A patient in pelvic traction needs circulatory status assessed. How should the nurse assess for a positive Homans' sign? Have the patient extend both hands while the nurse compares the volume of both radial pulses. Have the patient extend each leg and dorsiflex each foot to determine if pain or tenderness is present in the lower leg. Have the patient plantar flex both feet while the nurse performs the blanch test on all of the patient's toes. Have the patient squeeze the nurse's hands with his or her hands to evaluate any difference in strength.
Correct response: Have the patient extend each leg and dorsiflex each foot to determine if pain or tenderness is present in the lower leg. Explanation: The nurse should assess for pain on passive flexion of each foot, which could indicate deep vein thrombosis.
Which is a benefit of a continuous passive motion (CPM) device when applied after knee surgery? It provides active range of motion. It promotes healing by increasing circulation and movement of the knee joint. It promotes healing by immobilizing the knee joint. It prevents infection and controls edema and bleeding.
Correct response: It promotes healing by increasing circulation and movement of the knee joint. Explanation: A CPM device applied after knee surgery promotes healing by increasing circulation and movement of the knee joint.
A client has undergone an external fixation. Which actions would be the priority for this client? Maintaining pin care. Planning the client's diet. Monitoring the client's urine output. Monitoring the client's blood pressure.
Correct response: Maintaining pin care. Explanation: Pin care is a priority for a client with external fixation, because pin sites are entry points for infection. The nurse should also monitor redness, drainage, and tenderness at the site. Planning the client's diet and monitoring the client's urine output and blood pressure, although necessary, are not as important as maintaining pin care.
The nurse is caring for a client who lives alone and had a total knee replacement. An appropriate nursing diagnosis for the client is: Risk for ineffective therapeutic regimen management Disturbed body image Situational low self-esteem Risk for avascular necrosis of the joint
Correct response: Risk for ineffective therapeutic regimen management Explanation: The client without adequate support and resources is at risk for ineffective therapeutic regimen management. A total knee replacement may be used to treat avascular necrosis. While an orthopedic client is at risk for disturbed body image and situational low self-esteem, there is no evidence that these exist for this client.
A client is having a cast applied for a fractured leg that extends from below the knee to the base of the toes. The foot is flexed at a right angle in a neutral position. What type of cast is the client having applied? Short leg cast Long leg cast Walking cast Hip spica cast
Correct response: Short leg cast Explanation: A short leg cast extends from below the knee to the base of the toes. The foot is flexed at a right angle in a neutral position. A long leg cast extends from the junction of the upper and middle third of the thigh to the base of the toes. The knee may be slightly flexed. A walking cast is a short or long leg cast reinforced for strength. A hip spica cast encloses the trunk and a lower extremity.
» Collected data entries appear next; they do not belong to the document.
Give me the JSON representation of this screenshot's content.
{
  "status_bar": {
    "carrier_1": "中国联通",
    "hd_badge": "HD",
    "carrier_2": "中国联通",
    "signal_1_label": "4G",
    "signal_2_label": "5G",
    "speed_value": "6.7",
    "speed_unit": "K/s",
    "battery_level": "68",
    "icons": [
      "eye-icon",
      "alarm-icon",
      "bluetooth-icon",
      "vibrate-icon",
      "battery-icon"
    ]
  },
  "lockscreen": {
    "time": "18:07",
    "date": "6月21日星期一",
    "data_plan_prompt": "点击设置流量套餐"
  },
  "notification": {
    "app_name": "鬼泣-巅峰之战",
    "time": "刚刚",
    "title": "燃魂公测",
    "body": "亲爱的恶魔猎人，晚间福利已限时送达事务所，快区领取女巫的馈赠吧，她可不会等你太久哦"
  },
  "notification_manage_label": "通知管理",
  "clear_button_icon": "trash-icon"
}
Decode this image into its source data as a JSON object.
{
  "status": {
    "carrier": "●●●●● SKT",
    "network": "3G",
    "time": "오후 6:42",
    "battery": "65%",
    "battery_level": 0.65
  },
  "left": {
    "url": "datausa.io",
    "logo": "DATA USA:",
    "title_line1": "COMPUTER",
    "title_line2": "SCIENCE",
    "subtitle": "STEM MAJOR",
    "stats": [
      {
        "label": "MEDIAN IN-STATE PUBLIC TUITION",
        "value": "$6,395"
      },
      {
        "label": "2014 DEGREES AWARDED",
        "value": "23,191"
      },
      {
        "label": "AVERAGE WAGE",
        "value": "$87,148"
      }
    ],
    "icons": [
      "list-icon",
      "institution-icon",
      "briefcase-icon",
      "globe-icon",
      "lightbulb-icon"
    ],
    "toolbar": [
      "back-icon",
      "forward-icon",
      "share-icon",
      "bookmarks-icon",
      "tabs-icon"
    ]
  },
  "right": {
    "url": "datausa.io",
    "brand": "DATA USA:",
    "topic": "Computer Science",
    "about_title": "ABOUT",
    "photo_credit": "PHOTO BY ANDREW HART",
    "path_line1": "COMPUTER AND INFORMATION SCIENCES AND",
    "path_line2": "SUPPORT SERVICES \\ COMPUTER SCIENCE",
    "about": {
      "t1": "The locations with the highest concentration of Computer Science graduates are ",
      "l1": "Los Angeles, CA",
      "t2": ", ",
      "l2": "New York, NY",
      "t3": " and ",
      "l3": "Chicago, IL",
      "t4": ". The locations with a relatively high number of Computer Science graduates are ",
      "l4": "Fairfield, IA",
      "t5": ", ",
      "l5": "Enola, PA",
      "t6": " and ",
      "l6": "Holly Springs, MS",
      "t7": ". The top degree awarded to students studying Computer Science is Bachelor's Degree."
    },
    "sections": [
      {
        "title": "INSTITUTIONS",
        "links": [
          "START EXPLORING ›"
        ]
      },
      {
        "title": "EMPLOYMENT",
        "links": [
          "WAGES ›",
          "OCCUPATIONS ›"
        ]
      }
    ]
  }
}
A client with a right leg fracture is returning to the orthopedist to have the cast removed. What would the physician prescribe as further treatment? physical therapy discontinue use of crutches cold compresses to leg for swelling No options are correct.
Correct response: physical therapy Explanation: For some time, the limb will need support. An elastic bandage may be wrapped on a leg, the client may use a cane, and an arm may be kept in a sling until progressive active exercise and physical therapy help the client regain normal strength and motion.